For women and providers today, the anti-abortion movement plays a more formidable role than it did during much of the era in which the doctors of conscience practiced. Its political victories have indeed undermined access to abortion, particularly for young and poor women. After passage of the Hyde Amendment, at least 20 percent of Medicaid-eligible women who would have had publicly-funded abortions carried pregnancies against their will. In the five months after the institution of a mandatory 24-hour delay law in Mississippi, the number of Mississippi women obtaining abortions in the state fell 13 percent, and the number of women having riskier second trimester abortions rose significantly. In addition, the relentless harassment and violent tactics of the anti-abortion movement have taken their toll on the number of providers willing to perform abortions. These setbacks are real and frightening, and they will continue to form much of the context for pro-choice organizing.

Our greatest challenges, however, may come in the more elusive ideological arena. Doctors of Conscience is refreshingly free of the defensive moral discourse about the fetus that has characterized some recent pro-choice commentary. Abortion before Roe was so starkly a matter of women’s survival that only the immoral actors in Joffe’s book dare to challenge women’s right to choose it. In the aftermath of legalization, the anti-abortion movement has succeeded in changing the terms of the debate. I hear that change in a recent Boston Globe editorial asserting that no one “can say ‘Abortion is not wrong’ with total conviction”; it resounds in Naomi Wolf’s recent article chastising the pro-choice movement for its failure to engage in a moral rhetoric about the “necessary evil” of abortion; I sense it in the attitudes of those who hold that abortion should be legal, but hard to get or laden with guilt or morally wrenching.
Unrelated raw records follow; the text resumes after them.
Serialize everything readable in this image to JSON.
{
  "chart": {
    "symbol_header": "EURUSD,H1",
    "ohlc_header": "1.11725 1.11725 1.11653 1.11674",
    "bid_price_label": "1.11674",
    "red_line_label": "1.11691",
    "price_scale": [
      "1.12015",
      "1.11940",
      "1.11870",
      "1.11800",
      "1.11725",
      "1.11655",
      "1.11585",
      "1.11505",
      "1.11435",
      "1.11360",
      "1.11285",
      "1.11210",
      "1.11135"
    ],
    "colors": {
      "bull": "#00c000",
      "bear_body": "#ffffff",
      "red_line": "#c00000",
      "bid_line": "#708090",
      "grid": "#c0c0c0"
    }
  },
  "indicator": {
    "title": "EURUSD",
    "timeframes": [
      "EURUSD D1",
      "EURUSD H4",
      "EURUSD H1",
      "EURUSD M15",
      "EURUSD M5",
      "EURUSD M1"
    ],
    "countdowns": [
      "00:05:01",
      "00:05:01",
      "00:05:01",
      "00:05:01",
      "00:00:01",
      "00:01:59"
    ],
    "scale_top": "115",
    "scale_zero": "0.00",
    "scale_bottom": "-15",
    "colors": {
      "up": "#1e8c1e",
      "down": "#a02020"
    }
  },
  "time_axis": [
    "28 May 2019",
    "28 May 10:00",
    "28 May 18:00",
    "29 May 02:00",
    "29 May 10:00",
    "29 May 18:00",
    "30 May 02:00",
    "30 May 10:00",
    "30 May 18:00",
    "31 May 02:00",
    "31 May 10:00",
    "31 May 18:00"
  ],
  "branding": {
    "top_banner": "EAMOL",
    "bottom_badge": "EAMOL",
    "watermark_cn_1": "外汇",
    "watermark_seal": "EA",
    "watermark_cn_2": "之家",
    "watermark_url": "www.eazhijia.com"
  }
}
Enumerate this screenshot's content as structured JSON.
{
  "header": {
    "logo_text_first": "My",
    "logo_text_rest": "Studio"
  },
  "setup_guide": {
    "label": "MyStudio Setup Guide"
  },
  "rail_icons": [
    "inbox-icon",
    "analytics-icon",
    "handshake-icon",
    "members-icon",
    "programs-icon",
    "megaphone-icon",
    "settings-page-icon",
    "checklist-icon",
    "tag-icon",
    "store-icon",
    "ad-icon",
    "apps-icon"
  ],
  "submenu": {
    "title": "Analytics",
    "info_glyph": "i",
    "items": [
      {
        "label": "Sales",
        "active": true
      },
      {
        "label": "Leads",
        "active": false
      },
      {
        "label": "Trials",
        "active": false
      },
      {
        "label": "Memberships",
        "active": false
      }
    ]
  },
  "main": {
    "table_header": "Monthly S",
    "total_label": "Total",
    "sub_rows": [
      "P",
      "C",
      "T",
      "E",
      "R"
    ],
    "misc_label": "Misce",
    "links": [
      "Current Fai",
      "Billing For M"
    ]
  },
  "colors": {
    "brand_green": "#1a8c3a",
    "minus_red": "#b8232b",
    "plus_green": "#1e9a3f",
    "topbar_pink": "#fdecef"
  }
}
Abortion before Roe was so starkly a matter of women’s survival that only the immoral actors in Joffe’s book dare to challenge women’s right to choose it. In the aftermath of legalization, the anti-abortion movement has succeeded in changing the terms of the debate.
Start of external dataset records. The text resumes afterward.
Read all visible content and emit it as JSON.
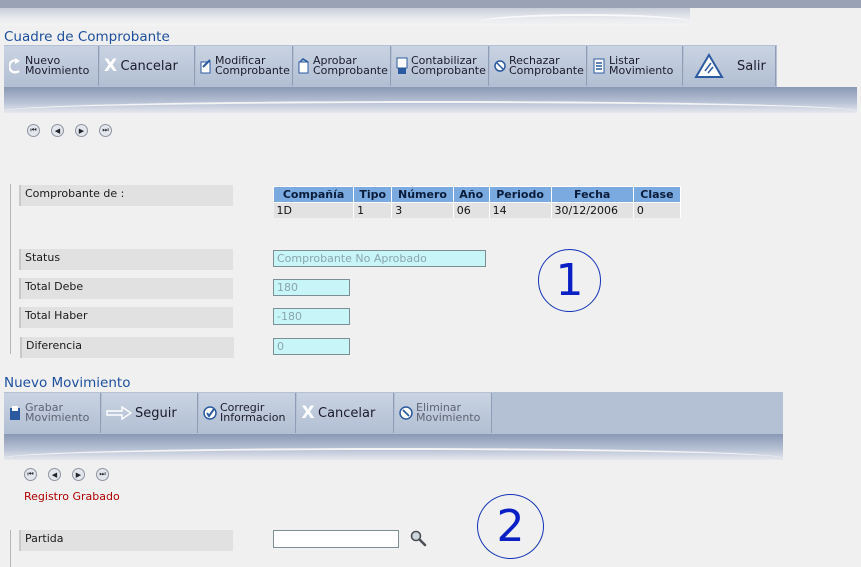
{
  "section1": {
    "title": "Cuadre de Comprobante",
    "toolbar": [
      {
        "label": "Nuevo\nMovimiento",
        "icon": "refresh-arrow-icon"
      },
      {
        "label": "Cancelar",
        "icon": "x-icon",
        "big": true
      },
      {
        "label": "Modificar\nComprobante",
        "icon": "edit-document-icon"
      },
      {
        "label": "Aprobar\nComprobante",
        "icon": "approve-document-icon"
      },
      {
        "label": "Contabilizar\nComprobante",
        "icon": "post-document-icon"
      },
      {
        "label": "Rechazar\nComprobante",
        "icon": "reject-icon"
      },
      {
        "label": "Listar\nMovimiento",
        "icon": "list-icon"
      },
      {
        "label": "Salir",
        "icon": "exit-icon",
        "big": true
      }
    ],
    "comprobante_label": "Comprobante de :",
    "table": {
      "headers": [
        "Compañía",
        "Tipo",
        "Número",
        "Año",
        "Periodo",
        "Fecha",
        "Clase"
      ],
      "row": [
        "1D",
        "1",
        "3",
        "06",
        "14",
        "30/12/2006",
        "0"
      ]
    },
    "status_label": "Status",
    "status_value": "Comprobante No Aprobado",
    "total_debe_label": "Total Debe",
    "total_debe_value": "180",
    "total_haber_label": "Total Haber",
    "total_haber_value": "-180",
    "diferencia_label": "Diferencia",
    "diferencia_value": "0",
    "marker": "1"
  },
  "section2": {
    "title": "Nuevo Movimiento",
    "toolbar": [
      {
        "label": "Grabar\nMovimiento",
        "icon": "save-icon",
        "disabled": true
      },
      {
        "label": "Seguir",
        "icon": "arrow-right-icon",
        "big": true
      },
      {
        "label": "Corregir\nInformacion",
        "icon": "correct-icon"
      },
      {
        "label": "Cancelar",
        "icon": "x-icon",
        "big": true
      },
      {
        "label": "Eliminar\nMovimiento",
        "icon": "delete-icon",
        "disabled": true
      }
    ],
    "status_message": "Registro Grabado",
    "partida_label": "Partida",
    "partida_value": "",
    "marker": "2"
  },
  "colors": {
    "title": "#1c4f9e",
    "toolbar": "#b4c1d5",
    "header": "#7aaadf",
    "field_bg": "#c8f5f8",
    "message": "#b00000",
    "marker": "#0b20c4"
  }
}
In my work, I’ve come to know the enormously diverse reasons that women choose abortion, and I have never met a woman with a “bad” reason for doing so. I’ve cared for some women who feel guilty, many more who feel relieved, and all who know that their decision makes sense in the context of their own lives and responsibilities. The only “morality” of abortion that I recognize is the moral authority of women to determine their own destinies. It is precisely because abortion is about women’s power and sexuality that it has become the target of those who cry for a return to patriarchal “family values.” Rather than capitulating to the right’s attempt to resurrect a distorted moral discourse about abortion, the pro-choice movement needs to reclaim a language that stands squarely and unapologetically for women’s right to reproductive freedom.

Joffe finds great promise in a younger generation of doctors of conscience who are inspired to resist the unscrupulous tactics of the anti-abortion movement. But I also find hope in the emergence of a grassroots activism aimed at issues of access, training, and safety. Feminists are picketing hospitals to demand comprehensive women’s health services, challenging “physician only” abortion laws, promoting abortion training among mid-level practitioners, protesting Catholic hospital mergers, and organizing community networks of support for abortion providers. Broad-based alliances are forming that recognize abortion as but one part of reproductive freedom, and that see reproductive freedom as impossible without social justice.

Joffe’s book bears witness to the heroic acts of doctors of conscience, and the difference they continue to make in women’s lives. But to transform women’s lives fundamentally will take nothing less than changing the world. And that will take all of us.